Ahhhh.... Paul.... you have made my day... again!

So true. For a Sunday with the family and friends and little time in the
kichen, and a lot of time in the eating, the Dona Maria is a true solution.
What with so many condiments already at the reach in so many stores, thanks
to the great marketing by the Herdez and Clemente Jaques people.... it
really is a simple matter of having a nice glass of wine nearby, sipping
from time to time, and putting it together.

In fact, right now, I'm getting ready for my wife to come home after her
Flamenco Dance Class and have things ready for her to sit in her favorite
chair and watch her favorite novela.... a substitute for a few friends in
the house to enjoy the goodies... I told her to bring a homelsss person!

On the counter in the kitchen are refried beans from last Sunday's pressure
cooker bonanza lasting until today (slightly fermenting due to time, but OK
because of regrigeration), diced onion, deep fried thin slices of bacon, the
grease used to make the refried beans, tostadas, cheeses, lettuce, avocado,
sliced tomatoes, rajas de jalapeno..... wine, beer, Tequila, aguardiente if
one wants anything stronger than a good jalapeno burst.

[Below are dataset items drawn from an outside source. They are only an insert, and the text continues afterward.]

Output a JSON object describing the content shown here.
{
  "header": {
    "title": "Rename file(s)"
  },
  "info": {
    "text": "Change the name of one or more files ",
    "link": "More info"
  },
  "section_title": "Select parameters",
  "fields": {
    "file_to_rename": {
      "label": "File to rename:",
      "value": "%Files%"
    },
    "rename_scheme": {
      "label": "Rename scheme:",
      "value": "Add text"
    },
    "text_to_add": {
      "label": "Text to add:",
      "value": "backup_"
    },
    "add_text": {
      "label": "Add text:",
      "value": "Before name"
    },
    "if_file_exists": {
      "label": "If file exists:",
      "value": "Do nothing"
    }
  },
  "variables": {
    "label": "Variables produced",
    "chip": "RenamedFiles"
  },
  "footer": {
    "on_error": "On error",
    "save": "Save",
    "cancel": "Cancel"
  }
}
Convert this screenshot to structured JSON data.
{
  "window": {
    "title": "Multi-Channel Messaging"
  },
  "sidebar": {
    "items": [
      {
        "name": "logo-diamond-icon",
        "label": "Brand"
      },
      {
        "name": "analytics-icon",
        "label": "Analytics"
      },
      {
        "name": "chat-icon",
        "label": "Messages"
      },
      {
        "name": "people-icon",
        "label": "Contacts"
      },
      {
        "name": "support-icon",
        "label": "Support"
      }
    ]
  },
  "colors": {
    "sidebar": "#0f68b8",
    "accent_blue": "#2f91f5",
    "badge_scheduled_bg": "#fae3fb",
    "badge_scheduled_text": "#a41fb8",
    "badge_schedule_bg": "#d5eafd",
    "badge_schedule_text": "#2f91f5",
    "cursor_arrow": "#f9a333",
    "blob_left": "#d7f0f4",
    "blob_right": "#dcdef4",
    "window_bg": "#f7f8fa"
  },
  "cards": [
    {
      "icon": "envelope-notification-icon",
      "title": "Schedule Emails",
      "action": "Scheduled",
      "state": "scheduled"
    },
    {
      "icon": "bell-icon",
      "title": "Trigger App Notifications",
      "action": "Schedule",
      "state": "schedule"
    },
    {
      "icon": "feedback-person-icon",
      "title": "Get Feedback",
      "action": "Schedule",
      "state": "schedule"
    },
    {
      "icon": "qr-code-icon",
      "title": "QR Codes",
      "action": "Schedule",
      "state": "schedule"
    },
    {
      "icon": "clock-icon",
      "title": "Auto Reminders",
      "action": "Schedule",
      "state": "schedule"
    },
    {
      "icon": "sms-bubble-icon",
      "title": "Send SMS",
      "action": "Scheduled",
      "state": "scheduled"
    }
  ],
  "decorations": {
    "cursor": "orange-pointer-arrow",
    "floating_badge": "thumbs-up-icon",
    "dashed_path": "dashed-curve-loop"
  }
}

We'll spend the rest of the day in occasional trists to the kitchen,
occasional pauses on the new HDTV pre-recorded novelas, a bit of teasing,
maybe some mutual affection stuff.... and a lot of thanking God and Mother
Nature for our gifts silently and without invading the other person's
beliefs or thoughts.

This is the start of a great weekend!

Bye

Wayne


"Paul Covey" > wrote in message
...
> Wayne Lundberg wrote:
> > "Paul Covey" > wrote in message
> > ...
> >
> >
> >
> > Thank you Paul... and for those of you following these threads, here is

that
> > infamous blood curling post:
> > .

> That was an excellent one, but the even more blood curling post I was
> thinking of was:> Mole is for festive events. Doing it right takes a bit
> of effort and time.
> > Using a mole sauce such as Dona Maria or other, found on most US

supermarket
> > shelves, will save time, but is only the beginning.
> >
> > Select the oldest turkey from your flock, the one that is no longer any

use
> > to the harem, and slaughter him. Drain the blood and pluck all the

feathers,
> > burning off the little fluffy feathers over a fire. Cut him up and put

to
> > boil, slowly allow to simmer. While the old turkey is tenderizing, make

your
> > mole sauce using the bottled salsa by adding to sautéed onion and

garlic,
> > thin with the broth from the turkey and when you feel it's right,

combine
> > the two and let the thinned sauce combine with the turkey for at least

two
> > hours more.
> >
> > Traditional mole dinners include red rice, beans, corn tortillas,

salsas,
> > tequila and beer, soda and fruit juices for the younger set.
> >
> > The whole family should be involved in the process and the meal should

be
> > eaten between great conversation, laughs and jokes.